We see few patches contributing against the detection. This also makes sense since nothing in the image obscures the target and makes it less likely to see a person. The one blue patch here might correspond to an extended arm and the absence of it could weaken the overall impression of a person for the model.
There are all kinds of refinements we could implement here.
For example, the superpixels can be chosen in a more sophisticated mode. A better way could be a clustering of image elements, where the replacement value is the average color of their neighboring superpixels.
We can also define more than one replacement value for each superpixel. This gives a better characterization what the “absence” of a pixel would look like.
Different scales for the image and superpixel also play a role. You can experiment with these values within the limits of your available processing power.
We only looked at a case where the model gets the detection right, both with regards to the position and the type of the object. Cases where the model makes one or both errors can potentially tell us more about its “assumptions” and “preconceptions”. The example image here shows a misclassification as giraffe. The correct prediction is, in fact, out of scope for the model. Nevertheless, the patches contributing to the detection correspond to the elongated head and neck part of the kangaroo.
Another limitation here is the explanation of false negatives: We could modify the scoring procedure to look for a target that is only very weakly predicted. But to determine what input the model would need to see for a hit, we’d have to add information to the image. Say, a person is not detected because the head is obscured. To check if the occlusion is the problem, we’d have to placea head into the image in the expected position. Not only is this more difficult to implement, the space of possible imputations is also much larger for a given missed detection.

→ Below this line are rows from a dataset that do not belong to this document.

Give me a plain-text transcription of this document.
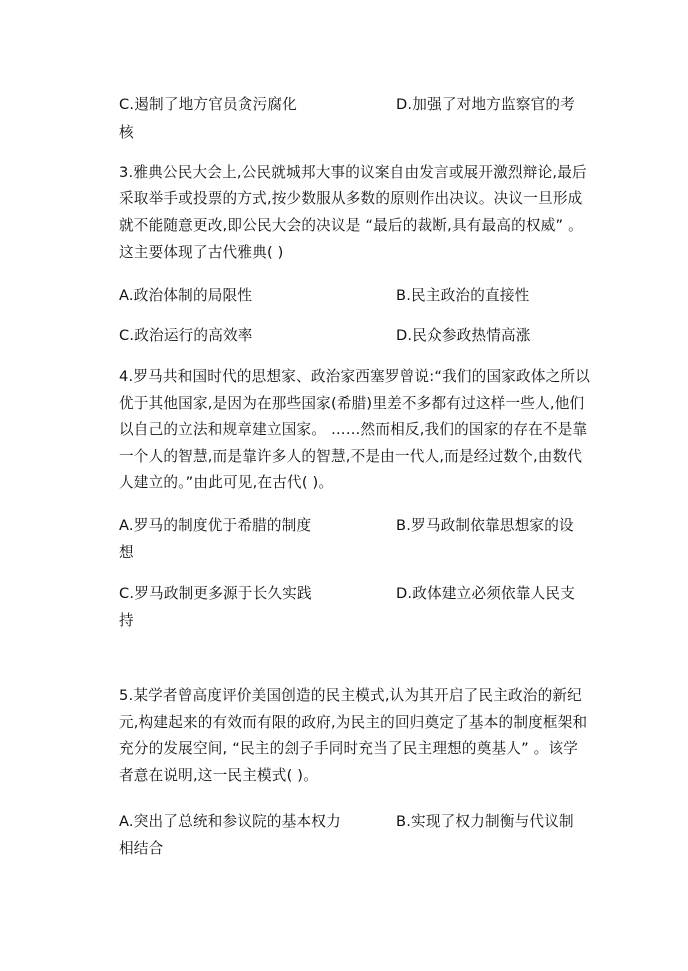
C.遏制了地方官员贪污腐化	D.加强了对地方监察官的考
核
3.雅典公民大会上,公民就城邦大事的议案自由发言或展开激烈辩论,最后
采取举手或投票的方式,按少数服从多数的原则作出决议。决议一旦形成
就不能随意更改,即公民大会的决议是 “最后的裁断,具有最高的权威” 。
这主要体现了古代雅典( )
A.政治体制的局限性	B.民主政治的直接性
C.政治运行的高效率	D.民众参政热情高涨
4.罗马共和国时代的思想家、政治家西塞罗曾说:“我们的国家政体之所以
优于其他国家,是因为在那些国家(希腊)里差不多都有过这样一些人,他们
以自己的立法和规章建立国家。 ……然而相反,我们的国家的存在不是靠
一个人的智慧,而是靠许多人的智慧,不是由一代人,而是经过数个,由数代
人建立的。”由此可见,在古代( )。
A.罗马的制度优于希腊的制度	B.罗马政制依靠思想家的设
想
C.罗马政制更多源于长久实践	D.政体建立必须依靠人民支
持
5.某学者曾高度评价美国创造的民主模式,认为其开启了民主政治的新纪
元,构建起来的有效而有限的政府,为民主的回归奠定了基本的制度框架和
充分的发展空间, “民主的刽子手同时充当了民主理想的奠基人” 。该学
者意在说明,这一民主模式( )。
A.突出了总统和参议院的基本权力	B.实现了权力制衡与代议制
相结合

XAI tools currently don’t natively support the task of object detection. Therefore, we had to adapt the input and output of a detection model to fit a generic explainer. After successfully connecting all components together we have been able to inspect a single target. We could also determine which part of the image contributes to the detection. The model seems to correctly focus on areas of the image which have a relation to the target. However, we see a bias in the ‘people’ class towards the upper body and head. This means detecting people from some angles or partially visible persons might be more difficult for the model. On a case-by-case basis, we have gained some valuable insight into the model decision process through explainable object detection and maybe also some more trust into its detections.